Cuánta pérdida de tiempo hay, y cuánta pérdida hacia delante en cuanto a las expectativas que puedo tener en el futuro… Se me aprieta el pecho cuando veo muchachos muy jóvenes que son viejos, y a veces se me aprieta el pecho cuando veo gente mayor, de la mano, muy enamorados

 

ENTONCES, HAY QUE ENAMORARSE DE LA VIDA

 

Muchas veces, por miedo a sufrir no vivo. Y muchas veces por miedo a la muerte estoy viviendo una vida que está muerta. 

 

Lo importante es el presente, el aquí y ahora, con el apoyo de mi pasado y la apuesta permanente a un futuro acorde, insisto a mis necesidades y mis deseos, algo que puede sonar egoísta pero que no lo es.

 

En la medida que estoy en armonía conmigo mismo, los demás que me rodean también se benefician.

 

 Saber que hoy estamos construyendo futuros, y lo que vamos a ser en el futuro es lo que estamos construyendo hoy.

Es desgarrante ver en el consultorio como muchos pacientes se quedan en guerras personales, llenos de rencor, con odios  hacia determinada persona, que a veces ni  se entera de este drama interno que quien lo sufre,  vive. 

 

Un pasado que contamina el presente, un pasado que sigue siendo presente.

 

Una de las funciones de la terapia es, como decía Freud, recordar sin emoción.

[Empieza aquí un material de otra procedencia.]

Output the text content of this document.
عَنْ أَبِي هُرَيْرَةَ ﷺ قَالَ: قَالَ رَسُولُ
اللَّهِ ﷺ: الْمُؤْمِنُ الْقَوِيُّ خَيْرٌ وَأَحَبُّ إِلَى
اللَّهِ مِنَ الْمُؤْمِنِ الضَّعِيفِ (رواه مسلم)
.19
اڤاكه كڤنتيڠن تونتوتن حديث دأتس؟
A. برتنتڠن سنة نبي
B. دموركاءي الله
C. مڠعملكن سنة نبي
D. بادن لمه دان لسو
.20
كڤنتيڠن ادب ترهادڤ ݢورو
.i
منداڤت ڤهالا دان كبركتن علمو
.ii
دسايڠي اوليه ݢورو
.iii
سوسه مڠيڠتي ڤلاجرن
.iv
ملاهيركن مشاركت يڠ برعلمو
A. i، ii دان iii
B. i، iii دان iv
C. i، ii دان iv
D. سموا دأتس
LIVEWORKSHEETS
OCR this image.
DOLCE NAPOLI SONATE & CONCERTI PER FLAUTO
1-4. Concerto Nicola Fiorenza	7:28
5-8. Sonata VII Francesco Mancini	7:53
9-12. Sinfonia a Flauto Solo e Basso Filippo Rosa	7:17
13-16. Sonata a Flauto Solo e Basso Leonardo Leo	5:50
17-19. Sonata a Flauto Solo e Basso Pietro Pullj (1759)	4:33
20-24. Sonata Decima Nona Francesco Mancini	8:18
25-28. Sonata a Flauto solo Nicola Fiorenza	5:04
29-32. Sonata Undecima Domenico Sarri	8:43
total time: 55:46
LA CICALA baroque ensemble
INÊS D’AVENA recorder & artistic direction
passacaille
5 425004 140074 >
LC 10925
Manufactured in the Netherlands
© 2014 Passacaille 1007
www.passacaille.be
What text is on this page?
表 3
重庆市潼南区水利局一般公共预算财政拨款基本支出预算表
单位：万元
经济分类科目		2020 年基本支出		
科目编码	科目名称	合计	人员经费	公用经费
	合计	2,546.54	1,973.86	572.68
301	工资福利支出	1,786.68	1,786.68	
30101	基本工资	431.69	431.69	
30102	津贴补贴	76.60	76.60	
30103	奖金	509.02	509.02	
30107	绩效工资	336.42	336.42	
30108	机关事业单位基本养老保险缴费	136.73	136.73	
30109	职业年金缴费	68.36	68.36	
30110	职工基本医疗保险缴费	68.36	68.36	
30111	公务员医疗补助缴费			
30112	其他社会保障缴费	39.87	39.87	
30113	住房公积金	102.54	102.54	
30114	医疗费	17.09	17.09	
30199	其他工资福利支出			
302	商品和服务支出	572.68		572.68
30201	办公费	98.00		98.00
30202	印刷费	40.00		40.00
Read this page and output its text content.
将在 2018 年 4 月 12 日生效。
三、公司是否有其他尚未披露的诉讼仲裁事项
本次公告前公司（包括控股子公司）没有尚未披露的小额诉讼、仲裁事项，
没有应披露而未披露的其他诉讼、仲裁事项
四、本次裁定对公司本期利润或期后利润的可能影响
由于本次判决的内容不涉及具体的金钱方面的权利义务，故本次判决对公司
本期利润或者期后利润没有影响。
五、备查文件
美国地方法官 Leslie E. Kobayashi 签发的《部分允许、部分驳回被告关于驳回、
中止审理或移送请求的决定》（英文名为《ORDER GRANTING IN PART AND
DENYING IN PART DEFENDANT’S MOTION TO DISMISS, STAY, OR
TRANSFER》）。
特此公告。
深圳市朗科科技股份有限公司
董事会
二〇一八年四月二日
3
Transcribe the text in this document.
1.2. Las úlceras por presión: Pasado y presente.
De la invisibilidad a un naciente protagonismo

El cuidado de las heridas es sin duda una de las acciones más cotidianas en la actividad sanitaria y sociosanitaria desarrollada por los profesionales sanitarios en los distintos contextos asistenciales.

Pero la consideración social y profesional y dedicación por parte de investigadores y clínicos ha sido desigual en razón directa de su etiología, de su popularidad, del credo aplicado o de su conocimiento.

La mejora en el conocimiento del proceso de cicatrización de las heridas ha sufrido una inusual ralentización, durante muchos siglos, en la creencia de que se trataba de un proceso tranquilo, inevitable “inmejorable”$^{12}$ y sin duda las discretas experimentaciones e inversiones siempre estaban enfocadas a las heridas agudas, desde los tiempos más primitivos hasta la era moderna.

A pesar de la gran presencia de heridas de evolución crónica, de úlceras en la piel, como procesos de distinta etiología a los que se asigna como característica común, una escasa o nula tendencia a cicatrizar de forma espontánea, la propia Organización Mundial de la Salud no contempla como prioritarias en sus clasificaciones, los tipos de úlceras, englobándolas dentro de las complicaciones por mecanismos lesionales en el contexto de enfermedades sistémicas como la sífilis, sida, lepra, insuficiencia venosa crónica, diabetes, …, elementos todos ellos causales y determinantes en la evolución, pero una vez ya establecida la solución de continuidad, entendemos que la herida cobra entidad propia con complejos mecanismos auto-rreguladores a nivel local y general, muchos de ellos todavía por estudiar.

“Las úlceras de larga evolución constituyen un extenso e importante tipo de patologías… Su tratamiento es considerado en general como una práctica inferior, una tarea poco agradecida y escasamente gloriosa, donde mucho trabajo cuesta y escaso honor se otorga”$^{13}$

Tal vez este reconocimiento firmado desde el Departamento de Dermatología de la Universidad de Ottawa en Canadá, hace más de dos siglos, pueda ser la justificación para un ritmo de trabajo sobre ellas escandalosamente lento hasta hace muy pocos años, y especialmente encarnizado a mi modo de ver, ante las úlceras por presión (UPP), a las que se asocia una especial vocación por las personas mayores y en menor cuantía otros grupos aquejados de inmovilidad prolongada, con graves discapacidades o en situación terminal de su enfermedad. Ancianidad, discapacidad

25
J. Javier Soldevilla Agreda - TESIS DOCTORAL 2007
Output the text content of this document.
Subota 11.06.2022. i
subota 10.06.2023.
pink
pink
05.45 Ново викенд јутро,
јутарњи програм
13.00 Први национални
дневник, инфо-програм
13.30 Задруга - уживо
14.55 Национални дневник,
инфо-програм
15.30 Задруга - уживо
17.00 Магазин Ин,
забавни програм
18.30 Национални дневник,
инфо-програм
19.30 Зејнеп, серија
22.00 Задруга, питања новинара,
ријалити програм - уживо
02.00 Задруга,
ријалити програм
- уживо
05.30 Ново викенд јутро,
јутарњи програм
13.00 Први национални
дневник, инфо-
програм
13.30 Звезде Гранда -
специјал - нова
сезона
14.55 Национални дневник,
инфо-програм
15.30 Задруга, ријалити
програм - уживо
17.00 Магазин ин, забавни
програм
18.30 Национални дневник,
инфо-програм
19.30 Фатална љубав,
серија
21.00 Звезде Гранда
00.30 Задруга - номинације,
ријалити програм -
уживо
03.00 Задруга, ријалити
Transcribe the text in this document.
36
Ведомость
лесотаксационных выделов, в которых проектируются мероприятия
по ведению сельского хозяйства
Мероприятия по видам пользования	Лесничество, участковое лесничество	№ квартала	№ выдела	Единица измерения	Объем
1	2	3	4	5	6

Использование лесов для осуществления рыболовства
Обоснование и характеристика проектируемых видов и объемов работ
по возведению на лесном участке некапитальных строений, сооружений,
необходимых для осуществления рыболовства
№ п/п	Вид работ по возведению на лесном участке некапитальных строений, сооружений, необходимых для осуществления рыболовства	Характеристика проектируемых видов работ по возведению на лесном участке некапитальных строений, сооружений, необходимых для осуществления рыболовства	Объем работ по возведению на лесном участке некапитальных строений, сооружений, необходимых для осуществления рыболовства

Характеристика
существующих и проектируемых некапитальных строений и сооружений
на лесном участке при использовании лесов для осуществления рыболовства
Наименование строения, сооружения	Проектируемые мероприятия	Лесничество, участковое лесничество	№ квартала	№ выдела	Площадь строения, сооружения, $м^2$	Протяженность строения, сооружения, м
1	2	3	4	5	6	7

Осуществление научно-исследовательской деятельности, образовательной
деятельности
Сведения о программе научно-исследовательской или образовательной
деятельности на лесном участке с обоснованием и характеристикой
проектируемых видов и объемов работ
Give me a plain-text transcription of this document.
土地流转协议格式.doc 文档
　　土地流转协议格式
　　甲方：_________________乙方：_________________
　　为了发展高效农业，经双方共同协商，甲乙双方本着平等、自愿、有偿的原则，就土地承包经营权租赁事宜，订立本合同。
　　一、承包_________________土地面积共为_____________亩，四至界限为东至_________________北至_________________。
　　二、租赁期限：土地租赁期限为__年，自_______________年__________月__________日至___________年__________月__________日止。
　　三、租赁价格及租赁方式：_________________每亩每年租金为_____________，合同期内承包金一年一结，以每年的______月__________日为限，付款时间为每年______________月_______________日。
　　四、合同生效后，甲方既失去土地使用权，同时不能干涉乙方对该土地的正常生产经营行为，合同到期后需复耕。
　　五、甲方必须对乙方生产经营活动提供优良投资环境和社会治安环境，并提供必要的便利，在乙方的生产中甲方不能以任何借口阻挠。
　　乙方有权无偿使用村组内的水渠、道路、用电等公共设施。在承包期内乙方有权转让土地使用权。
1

Los hechos no se olvidan, y los hechos dolorosos, menos, pero el tema es decir, “está bien, a mí me pasó esto pero yo lo he superado”

 

La función terapéutica también es la búsqueda de derrotar los miedos. No significa que no aparezcan nuevos, pero en la medida que nos conocemos más, podremos estar alertas para derrotarlos cuando nos quieran invadir.

 

 

UN APUNTE PERSONAL

 

Mientras garabateaba estos escritos me atacó el miedo de no poder darles una escritura final acorde a este evento.  El pánico ante la hoja en blanco. Sin embargo, hoy puedo presentárselos a ustedes que juzgarán si valió la pena o no el que los completara.